House debates
Wednesday, 17 February 2021
Matters of Public Importance
Manufacturing
4:05 pm
Anne Stanley (Werriwa, Australian Labor Party) Share this | Hansard source
COVID-19 has exposed many underlying issues in Australia. In one way or another, the pandemic has hit everyone. Each of us has had to face small inconveniences, at a minimum, or, at worst, tragedies. Though some of the problems faced by Australians during this pandemic were unavoidable, some would have been prevented if this government had been on their side and had done anything in the last seven years. Whether it's the disproportionate effect COVID-19 has had on multicultural and Indigenous Australians, the small and family businesses that have seen their businesses fold or the fact that Australia does not create medicines onshore, we have been exposed. Many sectors in Australia were either barely keeping their head above water or were being pulled under by the inaction of this government. Manufacturing in Australia is one such industry.
Seven years of damage by this government has left the manufacturing industry reeling. Over 90,000 jobs have been lost in Australia since the coalition has been in government, and there are 140,000 fewer people doing apprenticeships and traineeships than when the coalition took power. No doubt these numbers will grow, especially in my state, where they seem determined to sell all the TAFE campuses. The coalition effectively dared manufacturers out of the country, and they went, leaving Australians in a void. Labor went to the last election with an electric vehicle policy that would have reinvigorated the industry and pushed Australia into becoming the manufacturing powerhouse we can and should be, but the government slammed the idea. Now, three years later, it talks about hybrid cars and transitioning to EVs as if it were a world first. Wouldn't it have been great if Australia had manufactured the vehicles that the entire planet needs? The demand is here now and it continues to grow, as does the demand for good, secure jobs for Australian families, but again and again the government has left workers behind, especially those in the manufacturing industry. Labor's goal was to make Australia self-sufficient. However, those on the other side pursue what seems to be the opposite, outsourcing and offshoring deals that provide nothing for Australian workers or manufacturing. Workers, and the companies that employ them, are ready to wait for incentives from this government to kickstart our manufacturing revival, yet all this government seems to be interested in is rorts and looking after its mates.

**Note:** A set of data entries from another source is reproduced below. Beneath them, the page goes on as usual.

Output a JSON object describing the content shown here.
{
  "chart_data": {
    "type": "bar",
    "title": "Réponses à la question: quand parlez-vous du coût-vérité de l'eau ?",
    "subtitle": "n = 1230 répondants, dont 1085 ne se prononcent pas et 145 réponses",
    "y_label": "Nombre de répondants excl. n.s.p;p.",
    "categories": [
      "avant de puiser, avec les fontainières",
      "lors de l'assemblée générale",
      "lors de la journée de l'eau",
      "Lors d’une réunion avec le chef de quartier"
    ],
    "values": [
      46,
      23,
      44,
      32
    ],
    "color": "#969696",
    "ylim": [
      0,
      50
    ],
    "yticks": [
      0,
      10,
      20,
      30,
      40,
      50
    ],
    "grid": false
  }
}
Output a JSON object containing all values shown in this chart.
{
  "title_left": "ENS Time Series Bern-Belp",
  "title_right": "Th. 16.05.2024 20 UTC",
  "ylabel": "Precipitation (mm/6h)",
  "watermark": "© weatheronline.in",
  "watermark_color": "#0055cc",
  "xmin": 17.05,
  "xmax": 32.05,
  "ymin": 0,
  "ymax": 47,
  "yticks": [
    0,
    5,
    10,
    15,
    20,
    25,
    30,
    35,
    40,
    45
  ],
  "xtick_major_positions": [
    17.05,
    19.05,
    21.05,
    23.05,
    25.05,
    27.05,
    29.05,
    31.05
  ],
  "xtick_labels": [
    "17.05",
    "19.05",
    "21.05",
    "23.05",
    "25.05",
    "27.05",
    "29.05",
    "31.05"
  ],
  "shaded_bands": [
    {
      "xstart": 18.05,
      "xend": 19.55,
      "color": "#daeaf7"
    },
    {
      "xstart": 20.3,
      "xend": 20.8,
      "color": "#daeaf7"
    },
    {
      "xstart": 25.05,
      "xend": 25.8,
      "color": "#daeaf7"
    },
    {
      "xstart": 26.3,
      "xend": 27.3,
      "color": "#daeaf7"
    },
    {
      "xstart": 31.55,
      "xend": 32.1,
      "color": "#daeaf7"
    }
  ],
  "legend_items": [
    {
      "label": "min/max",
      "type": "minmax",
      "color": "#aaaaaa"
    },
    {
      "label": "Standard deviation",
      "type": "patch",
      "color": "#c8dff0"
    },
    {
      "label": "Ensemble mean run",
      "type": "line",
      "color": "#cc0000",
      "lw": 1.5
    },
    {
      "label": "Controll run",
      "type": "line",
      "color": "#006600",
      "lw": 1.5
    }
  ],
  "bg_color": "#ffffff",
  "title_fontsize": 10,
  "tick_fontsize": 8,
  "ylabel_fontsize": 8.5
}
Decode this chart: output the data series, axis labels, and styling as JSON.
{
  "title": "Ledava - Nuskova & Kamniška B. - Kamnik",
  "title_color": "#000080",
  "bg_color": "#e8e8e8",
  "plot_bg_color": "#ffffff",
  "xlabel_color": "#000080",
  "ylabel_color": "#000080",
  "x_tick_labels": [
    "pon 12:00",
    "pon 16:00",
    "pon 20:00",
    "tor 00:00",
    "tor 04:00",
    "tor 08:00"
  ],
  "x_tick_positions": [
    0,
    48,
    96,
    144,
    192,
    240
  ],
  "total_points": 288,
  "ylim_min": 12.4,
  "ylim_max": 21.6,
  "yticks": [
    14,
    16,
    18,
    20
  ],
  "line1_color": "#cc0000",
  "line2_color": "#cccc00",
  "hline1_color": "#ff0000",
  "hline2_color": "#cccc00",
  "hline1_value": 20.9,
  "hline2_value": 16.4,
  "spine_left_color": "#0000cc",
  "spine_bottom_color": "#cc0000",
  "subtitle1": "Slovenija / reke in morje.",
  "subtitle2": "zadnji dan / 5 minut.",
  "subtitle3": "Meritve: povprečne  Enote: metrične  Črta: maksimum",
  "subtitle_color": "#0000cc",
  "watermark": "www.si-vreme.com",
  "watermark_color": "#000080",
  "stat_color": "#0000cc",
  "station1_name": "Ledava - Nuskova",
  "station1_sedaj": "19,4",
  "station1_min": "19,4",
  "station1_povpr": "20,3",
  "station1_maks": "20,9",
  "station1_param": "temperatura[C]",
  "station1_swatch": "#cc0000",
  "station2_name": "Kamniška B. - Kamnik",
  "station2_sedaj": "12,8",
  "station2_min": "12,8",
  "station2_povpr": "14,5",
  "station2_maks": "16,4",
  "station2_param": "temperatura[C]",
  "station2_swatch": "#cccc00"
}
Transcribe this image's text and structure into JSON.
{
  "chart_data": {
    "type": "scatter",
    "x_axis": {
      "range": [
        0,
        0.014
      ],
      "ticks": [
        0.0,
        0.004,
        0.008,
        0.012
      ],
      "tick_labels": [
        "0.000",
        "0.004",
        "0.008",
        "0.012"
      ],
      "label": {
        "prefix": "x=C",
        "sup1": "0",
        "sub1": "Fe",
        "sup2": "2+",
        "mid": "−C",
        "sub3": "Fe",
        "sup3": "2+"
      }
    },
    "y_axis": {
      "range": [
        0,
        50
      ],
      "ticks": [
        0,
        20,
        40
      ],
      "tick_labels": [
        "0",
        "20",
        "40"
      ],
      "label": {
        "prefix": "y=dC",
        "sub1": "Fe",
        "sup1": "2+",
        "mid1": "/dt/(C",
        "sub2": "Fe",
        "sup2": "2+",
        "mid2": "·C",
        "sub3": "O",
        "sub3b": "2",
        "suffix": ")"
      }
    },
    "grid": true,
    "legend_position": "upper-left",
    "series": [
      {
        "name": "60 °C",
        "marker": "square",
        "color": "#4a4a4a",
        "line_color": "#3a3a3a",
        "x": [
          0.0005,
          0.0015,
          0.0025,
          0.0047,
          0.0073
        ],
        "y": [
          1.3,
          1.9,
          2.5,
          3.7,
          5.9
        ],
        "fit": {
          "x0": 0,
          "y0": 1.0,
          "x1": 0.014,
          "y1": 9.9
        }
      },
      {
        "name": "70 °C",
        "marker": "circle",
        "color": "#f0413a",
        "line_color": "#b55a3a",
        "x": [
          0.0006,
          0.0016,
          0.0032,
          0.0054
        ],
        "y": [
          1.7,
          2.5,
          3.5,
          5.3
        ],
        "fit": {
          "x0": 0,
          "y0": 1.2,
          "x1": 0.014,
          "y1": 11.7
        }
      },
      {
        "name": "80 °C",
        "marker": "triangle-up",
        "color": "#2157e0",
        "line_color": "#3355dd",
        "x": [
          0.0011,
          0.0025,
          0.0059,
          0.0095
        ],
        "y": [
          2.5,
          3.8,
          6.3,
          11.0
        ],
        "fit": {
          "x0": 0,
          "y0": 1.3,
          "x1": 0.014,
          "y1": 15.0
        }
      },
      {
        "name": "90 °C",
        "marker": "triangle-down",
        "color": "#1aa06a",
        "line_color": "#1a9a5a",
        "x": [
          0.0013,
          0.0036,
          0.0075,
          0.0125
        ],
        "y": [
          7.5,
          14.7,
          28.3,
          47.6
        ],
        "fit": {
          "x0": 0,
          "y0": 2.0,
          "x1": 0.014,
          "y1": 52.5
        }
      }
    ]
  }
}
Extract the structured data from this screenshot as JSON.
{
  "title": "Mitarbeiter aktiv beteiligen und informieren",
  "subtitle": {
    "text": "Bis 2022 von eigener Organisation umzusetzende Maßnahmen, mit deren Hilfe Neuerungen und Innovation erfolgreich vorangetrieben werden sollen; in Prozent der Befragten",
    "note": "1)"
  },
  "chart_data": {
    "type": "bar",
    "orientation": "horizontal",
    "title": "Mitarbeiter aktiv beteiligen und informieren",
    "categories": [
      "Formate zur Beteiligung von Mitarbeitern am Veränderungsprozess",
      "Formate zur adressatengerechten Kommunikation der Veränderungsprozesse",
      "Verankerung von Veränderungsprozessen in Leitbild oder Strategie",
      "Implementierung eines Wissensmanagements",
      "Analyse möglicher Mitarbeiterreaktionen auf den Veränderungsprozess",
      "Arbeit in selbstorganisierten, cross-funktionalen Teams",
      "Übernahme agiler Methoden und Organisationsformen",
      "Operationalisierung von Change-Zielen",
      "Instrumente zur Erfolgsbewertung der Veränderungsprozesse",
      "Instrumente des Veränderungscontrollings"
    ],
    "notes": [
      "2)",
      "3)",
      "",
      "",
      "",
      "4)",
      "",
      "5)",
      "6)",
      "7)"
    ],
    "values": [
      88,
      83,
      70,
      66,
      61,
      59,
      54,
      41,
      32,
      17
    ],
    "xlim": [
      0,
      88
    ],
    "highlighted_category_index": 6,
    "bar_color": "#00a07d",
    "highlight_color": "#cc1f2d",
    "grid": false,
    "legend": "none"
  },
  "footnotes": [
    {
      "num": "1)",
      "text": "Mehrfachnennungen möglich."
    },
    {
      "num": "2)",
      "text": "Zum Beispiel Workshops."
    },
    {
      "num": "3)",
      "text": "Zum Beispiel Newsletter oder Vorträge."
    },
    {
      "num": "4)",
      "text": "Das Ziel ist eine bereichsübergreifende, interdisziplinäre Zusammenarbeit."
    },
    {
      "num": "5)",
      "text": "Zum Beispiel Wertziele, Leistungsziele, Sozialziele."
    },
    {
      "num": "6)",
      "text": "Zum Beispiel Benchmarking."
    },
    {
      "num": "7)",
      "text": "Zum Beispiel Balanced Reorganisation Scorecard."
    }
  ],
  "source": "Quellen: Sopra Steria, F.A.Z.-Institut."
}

The coalition is guilty of neglecting Australian manufacturing not only at a federal level but also at a state level. The Berejiklian government, in my home state of New South Wales, purchased its new inner-city train fleet from South Korea, its metros from India and its light-rail carriages from France and Spain. It bought buses from Germany and Malaysia, and the transport minister managed to purchase from Indonesia ferries that don't fit under the bridges on the river they're made to service. If you're on the top deck, you have to duck when you go under a bridge. The approach of the coalition at state and federal levels is to trash local manufacturing and to trash TAFE. TAFE courses have been cut, and now we have a skills shortage. Why does the coalition think Australians are not innovative or cannot manufacture world-leading goods here at home? Take it from the Premier of New South Wales, apparently the leader of our state. She herself has stated publicly that Australia, including New South Wales, is not good enough to build trains, but the Premier is wrong. There are manufacturing innovators in Australia. There are plenty in my part of the world in south-west Sydney. In my electorate of Werriwa manufacturing is in the top five industries of employment. Eleven per cent of the entire workforce is spread through the industrial precincts of Hoxton Park, Prestons and Ingleburn, and in the near future the Western Sydney airport.
State Asphalts NSW, whose head office is in Prestons, was recently successful in round 10 of the Cooperative Research Centres Projects, receiving almost $3 million in grant funds leading a process into recycling plastic and paperboard waste into value-added asphalt additives. Another business in the south-west, Tacca, pivoted from their packaging origins to make material for protective face masks and shields needed for the brave workers on the front line of the pandemic.
Where there are incentives, there's Australian ingenuity and jobs. Labor is on the side of manufacturing and the Australia that jobs create. Australians need a government that invests in them and one that believes in Australian ingenuity and manufacturing capacity. Australia needs a government on its side.